Preoperative US examination of the parotid gland region was performed using iU22 (PHILIPS), EPIQ7 (PHILIPS),S2000 (SIEMENS), and ACUSON Sequoia (SIEMENS) ultrasound diagnostic devices, equipped with corresponding high-frequency linear array probes. Two-dimensional US images of PGTs were acquired from the Picture Archiving and Communication System (PACS), capturing essential characteristics including maximum diameter, shape (regular/irregular), margin (well/poorly-defined),echogenicity (homogeneous/hetero-geneous), cystic component (absent/present), calcification (absent/present), and posterior acoustic enhancement (absent/present).
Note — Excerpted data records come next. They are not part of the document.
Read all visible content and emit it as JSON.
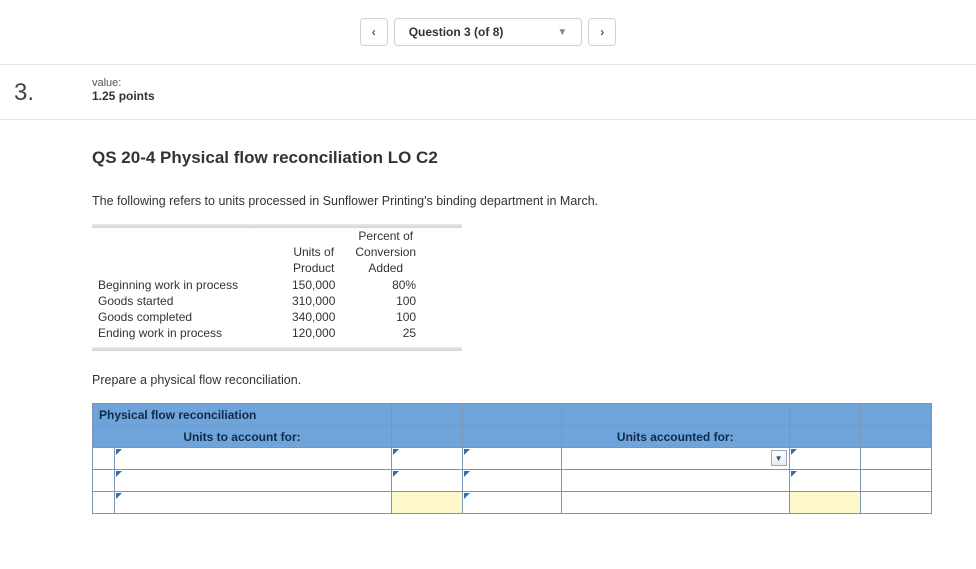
{
  "nav": {
    "prev_icon": "‹",
    "next_icon": "›",
    "label": "Question 3 (of 8)",
    "caret": "▼"
  },
  "question": {
    "number": "3.",
    "value_label": "value:",
    "points": "1.25 points",
    "title": "QS 20-4 Physical flow reconciliation LO C2",
    "intro": "The following refers to units processed in Sunflower Printing's binding department in March.",
    "instruction": "Prepare a physical flow reconciliation."
  },
  "data_table": {
    "col1": "Units of Product",
    "col2": "Percent of Conversion Added",
    "rows": [
      {
        "label": "Beginning work in process",
        "units": "150,000",
        "pct": "80%"
      },
      {
        "label": "Goods started",
        "units": "310,000",
        "pct": "100"
      },
      {
        "label": "Goods completed",
        "units": "340,000",
        "pct": "100"
      },
      {
        "label": "Ending work in process",
        "units": "120,000",
        "pct": "25"
      }
    ]
  },
  "answer": {
    "header": "Physical flow reconciliation",
    "left_hdr": "Units to account for:",
    "right_hdr": "Units accounted for:"
  }
}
The analysis of US images was independently conducted in a blinded manner by two experienced ultrasound physicians A and B (with over 5 years and 10 years of experience in superficial organ diagnosis respectively) without access to clinical information or pathological results. In case of discrepancies, consensus was reached through discussion.

2.3 Image segmentation

The ITK-SNAP software (version 3.8.0) was utilized for manual delineation of the region of interest (ROI) along the tumor periphery on images displaying the maximum lesion diameter. Initially, ultrasound physician A performed the ROI delineation, and subsequently, a subset of 100 patients were randomly selected after a two-week interval for independent ROI delineation by both ultrasound physicians A and B, aiming to assess the selected features with high reproducibility and robustness in terms of intra-observer and inter-observer agreement.

2.4 HCR feature extraction

Handcrafted radiomic (HCR) feature extraction was performed with the Pyradiomics (version 3.0.1), adhering to the Imaging Biomarker Standardization Initiative (IBSI) guidelines. The documentation for this program can be accessed at HCR features are classified into three primary groups: (1) Geometry, (2) Intensity, (3) Texture. Geometry features are designed to characterize the spatial structure and contour of lesion; Intensity features analyze voxel intensity-related information using first-order statistical methods; and Texture features capture subtle variations in lesions through more intricate second- and higher-order analyses. Various techniques were utilized to extract texture features, including gray-level co-occurrence matrix (GLCM), gray-level dependence matrix (GLDM),gray-level run length matrix (GLRLM),gray-level size zone matrix (GLSZM),and neighborhood gray-tone difference matrix (NGTDM).

2.5 DL feature extraction

In order to ascertain the most suitable algorithm for our specific research requirements, we explored the performance of prominent networks including DenseNet121, VGG19, and ResNet50. To improve the generalization capability across diverse datasets, transfer learning was implemented by initializing the models with pre-trained weights from the ImageNet database and fine-tuning the learning rate using the cosine decay learning rate strategy. Further details regarding the specific definition and methodology can be found in Supplementary Material 1.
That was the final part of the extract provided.